As rotas BGP presas podem causar decisões de roteamento inadequadas, instabilidade da rede, loops de roteamento e interrupções no fluxo de tráfego. Essas questões causam problemas operacionais, inclusive diminuição de desempenho e interrupções.

Por que as rotas BGP presas são tão difíceis de entender?

A detecção automatizada de BGP zombies nas redes operacionais é inerentemente difícil devido à falta de dados confiáveis. Sem conhecer as intenções de cada operador de rede, é um desafio supor com confiança o motivo pelo qual uma mensagem de retirada foi enviada para um sistema autônomo. Além disso, a detecção de rotas presas exige visibilidade de vários pontos de vantagem, estrategicamente implantados em todo o mundo, abrangendo o Nível 1, o Nível 2 e outras redes, como trocas de Internet.

Como funciona o BGP Stuck Route Observatory?

Para enfrentar esses desafios, o ThousandEyes BGP Stuck Route Observatory usa prefixos de beacon para detectar as rotas presas. Os prefixos de beacon são anunciados periodicamente e retirados em momentos específicos. Saber exatamente quando um prefixo deve ser removido da tabela de roteamento aumenta de forma global a confiança ao identificar uma rota presa.

O Observatory usa uma nova metodologia de beacon que incorpora melhorias importantes nos anúncios de beacon, proporcionando a capacidade de rastrear quanto tempo leva para retirar um prefixo, se o número de rotas presas está aumentando ou diminuindo e quanto tempo os operadores levam para identificar. (Para saber mais sobre essa metodologia, confira a série de blogs sobre BGP zombies.)

Essa abordagem permite que o BGP Stuck Route Observatory forneça uma maneira simplificada de determinar se o AS foi afetado por determinados ASes no caminho (como um provedor upstream) ou se o AS pode ter um erro (em outras palavras, o problema pode estar acontecendo na rede). Ao processar dados ingeridos de centenas de monitores BGP estrategicamente implantados em todo o mundo, o BGP Stuck Route Observatory detecta as rotas presas de acordo com nossos anúncios de prefixo de beacon.

Ao inserir um número de sistema autônomo (ASN) no campo de pesquisa do BGP Stuck Route Observatory, você verá resultados que indicam se o ASN não foi afetado, se foi afetado (por outro ASN) ou se pode ser a origem do problema (ou seja, está contribuindo para o problema). Os resultados também mostrarão os diferentes caminhos do AS em que observamos o possível problema.

Figura 1. Nos resultados desse exemplo, o BGP Stuck Route Observatory atribuiu uma possível infecção de rota zumbi ao Zaki, um grande provedor de Nível 1 (ASN 6461)
Figura 1. Nesses exemplos de resultados, o BGP Stuck Route Observatory atribuiu uma possível infecção de rota zumbi ao Zaki, um grande provedor de Nível 1 (ASN 6461)

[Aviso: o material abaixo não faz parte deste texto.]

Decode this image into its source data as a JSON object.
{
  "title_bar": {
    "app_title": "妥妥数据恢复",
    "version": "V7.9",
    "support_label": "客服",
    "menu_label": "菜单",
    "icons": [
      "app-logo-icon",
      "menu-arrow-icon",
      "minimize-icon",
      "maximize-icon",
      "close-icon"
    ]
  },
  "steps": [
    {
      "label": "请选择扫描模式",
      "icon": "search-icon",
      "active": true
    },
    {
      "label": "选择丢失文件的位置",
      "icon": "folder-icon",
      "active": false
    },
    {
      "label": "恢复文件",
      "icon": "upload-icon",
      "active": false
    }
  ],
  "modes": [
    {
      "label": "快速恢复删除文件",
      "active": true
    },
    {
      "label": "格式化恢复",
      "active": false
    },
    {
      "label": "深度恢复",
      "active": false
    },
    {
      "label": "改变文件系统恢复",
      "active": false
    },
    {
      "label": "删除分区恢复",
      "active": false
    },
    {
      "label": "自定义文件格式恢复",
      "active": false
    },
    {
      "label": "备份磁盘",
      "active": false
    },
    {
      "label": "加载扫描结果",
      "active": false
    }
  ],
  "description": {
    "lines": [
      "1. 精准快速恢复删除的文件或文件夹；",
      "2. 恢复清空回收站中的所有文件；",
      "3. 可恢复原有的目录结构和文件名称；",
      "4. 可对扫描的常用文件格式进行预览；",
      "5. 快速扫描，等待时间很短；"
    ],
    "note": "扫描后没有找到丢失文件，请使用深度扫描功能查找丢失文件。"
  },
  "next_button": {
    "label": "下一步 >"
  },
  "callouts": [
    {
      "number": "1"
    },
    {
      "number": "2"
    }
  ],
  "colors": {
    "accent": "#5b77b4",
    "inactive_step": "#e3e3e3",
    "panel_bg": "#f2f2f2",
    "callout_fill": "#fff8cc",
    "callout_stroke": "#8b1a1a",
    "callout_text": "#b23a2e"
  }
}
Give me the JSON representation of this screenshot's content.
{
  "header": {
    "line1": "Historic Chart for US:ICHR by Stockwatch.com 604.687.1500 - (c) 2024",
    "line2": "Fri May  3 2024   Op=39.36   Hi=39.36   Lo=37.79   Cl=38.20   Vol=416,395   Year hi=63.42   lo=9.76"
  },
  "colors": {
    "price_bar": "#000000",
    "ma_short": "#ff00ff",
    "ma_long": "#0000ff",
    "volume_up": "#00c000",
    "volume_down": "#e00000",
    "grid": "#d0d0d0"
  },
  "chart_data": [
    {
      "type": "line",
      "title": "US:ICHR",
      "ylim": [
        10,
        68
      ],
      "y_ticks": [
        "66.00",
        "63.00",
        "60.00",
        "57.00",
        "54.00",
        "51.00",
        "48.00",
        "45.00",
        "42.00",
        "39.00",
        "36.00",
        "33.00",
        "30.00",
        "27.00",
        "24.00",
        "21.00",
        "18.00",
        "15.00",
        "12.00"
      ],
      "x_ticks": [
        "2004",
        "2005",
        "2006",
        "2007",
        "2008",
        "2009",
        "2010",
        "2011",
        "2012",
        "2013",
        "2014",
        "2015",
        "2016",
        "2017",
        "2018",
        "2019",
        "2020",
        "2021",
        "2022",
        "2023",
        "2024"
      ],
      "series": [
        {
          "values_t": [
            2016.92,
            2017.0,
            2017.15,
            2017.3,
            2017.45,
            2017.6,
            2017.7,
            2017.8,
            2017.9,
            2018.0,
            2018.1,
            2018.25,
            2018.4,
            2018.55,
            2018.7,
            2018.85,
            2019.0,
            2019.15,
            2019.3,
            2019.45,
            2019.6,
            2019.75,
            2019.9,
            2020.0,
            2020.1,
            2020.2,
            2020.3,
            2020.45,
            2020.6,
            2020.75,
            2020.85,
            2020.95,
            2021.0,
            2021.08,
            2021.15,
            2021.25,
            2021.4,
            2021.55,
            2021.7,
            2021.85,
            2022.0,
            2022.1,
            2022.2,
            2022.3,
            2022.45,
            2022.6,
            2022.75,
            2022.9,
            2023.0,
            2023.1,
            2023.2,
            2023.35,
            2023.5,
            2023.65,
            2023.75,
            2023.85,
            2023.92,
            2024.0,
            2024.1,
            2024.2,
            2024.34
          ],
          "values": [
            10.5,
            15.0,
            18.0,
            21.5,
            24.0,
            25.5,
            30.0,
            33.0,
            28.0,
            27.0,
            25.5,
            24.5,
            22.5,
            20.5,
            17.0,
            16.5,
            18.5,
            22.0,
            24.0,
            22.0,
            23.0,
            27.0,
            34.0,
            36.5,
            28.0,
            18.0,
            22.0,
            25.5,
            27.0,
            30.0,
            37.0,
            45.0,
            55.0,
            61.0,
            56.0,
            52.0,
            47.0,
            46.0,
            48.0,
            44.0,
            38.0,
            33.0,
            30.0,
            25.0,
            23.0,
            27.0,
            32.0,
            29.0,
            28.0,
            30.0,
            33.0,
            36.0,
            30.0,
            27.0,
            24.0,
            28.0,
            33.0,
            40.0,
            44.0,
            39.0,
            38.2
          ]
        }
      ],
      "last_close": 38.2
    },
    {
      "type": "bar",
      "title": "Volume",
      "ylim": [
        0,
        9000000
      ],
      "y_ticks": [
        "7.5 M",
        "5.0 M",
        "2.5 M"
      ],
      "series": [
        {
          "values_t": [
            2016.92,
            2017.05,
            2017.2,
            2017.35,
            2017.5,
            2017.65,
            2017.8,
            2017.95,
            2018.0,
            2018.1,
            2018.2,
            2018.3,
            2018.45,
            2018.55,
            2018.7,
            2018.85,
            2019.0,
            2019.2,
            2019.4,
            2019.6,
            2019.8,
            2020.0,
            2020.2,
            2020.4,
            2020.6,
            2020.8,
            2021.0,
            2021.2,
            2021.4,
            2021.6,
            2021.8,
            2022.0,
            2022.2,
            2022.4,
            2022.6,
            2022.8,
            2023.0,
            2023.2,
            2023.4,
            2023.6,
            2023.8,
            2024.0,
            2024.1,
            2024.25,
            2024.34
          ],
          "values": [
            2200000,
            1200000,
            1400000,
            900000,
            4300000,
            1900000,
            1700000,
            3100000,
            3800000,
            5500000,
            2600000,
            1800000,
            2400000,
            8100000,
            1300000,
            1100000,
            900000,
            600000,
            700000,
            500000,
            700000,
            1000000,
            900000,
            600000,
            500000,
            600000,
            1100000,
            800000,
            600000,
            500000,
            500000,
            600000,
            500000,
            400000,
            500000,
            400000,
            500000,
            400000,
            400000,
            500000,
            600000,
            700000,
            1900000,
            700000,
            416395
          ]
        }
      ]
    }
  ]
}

Se for indicado que o ASN pode estar afetado ou ter um erro, você pode entrar em contato com a equipe da ThousandEyes para obter mais insights sobre o escopo do problema detectado pelo BGP Stuck Route Observatory, bem como orientações sobre como identificar onde os problemas estão acontecendo.

Por que é importante detectar rotas BGP presas?

As rotas zumbis ou presas continuam predominantes na Internet, apesar das melhorias no protocolo BGP (RFC 9687) e no hardware. Conforme mencionado, essas rotas BGP presas podem diminuir o desempenho ou causar interrupções, levando, em última análise, a experiências digitais abaixo dos padrões para os usuários. Para se proteger contra esses impactos, a detecção sistemática e a análise da causa do problema são essenciais, ajudando a remover as rotas presas com mais rapidez e identificar ou descobrir as falhas que as causaram.

Além disso, monitorar sua participação nos surtos de rotas presas, bem como sua atuação nesses casos é uma parte importante de ser um membro responsável da comunidade global da Internet. A Internet é um gráfico conectado; a falha de um AS pode causar problemas nas operações de qualquer outro AS na Internet.

Ao diagnosticar qualquer problema de rede, identificar que um problema está acontecendo é apenas uma peça do quebra-cabeça. Você também precisa determinar rapidamente onde o problema está ocorrendo. Com o ThousandEyes BGP Stuck Route Observatory, as equipes de NetOps têm uma ferramenta eficiente que ajuda a responder ao “se” e fornece insights sobre o possível “onde.”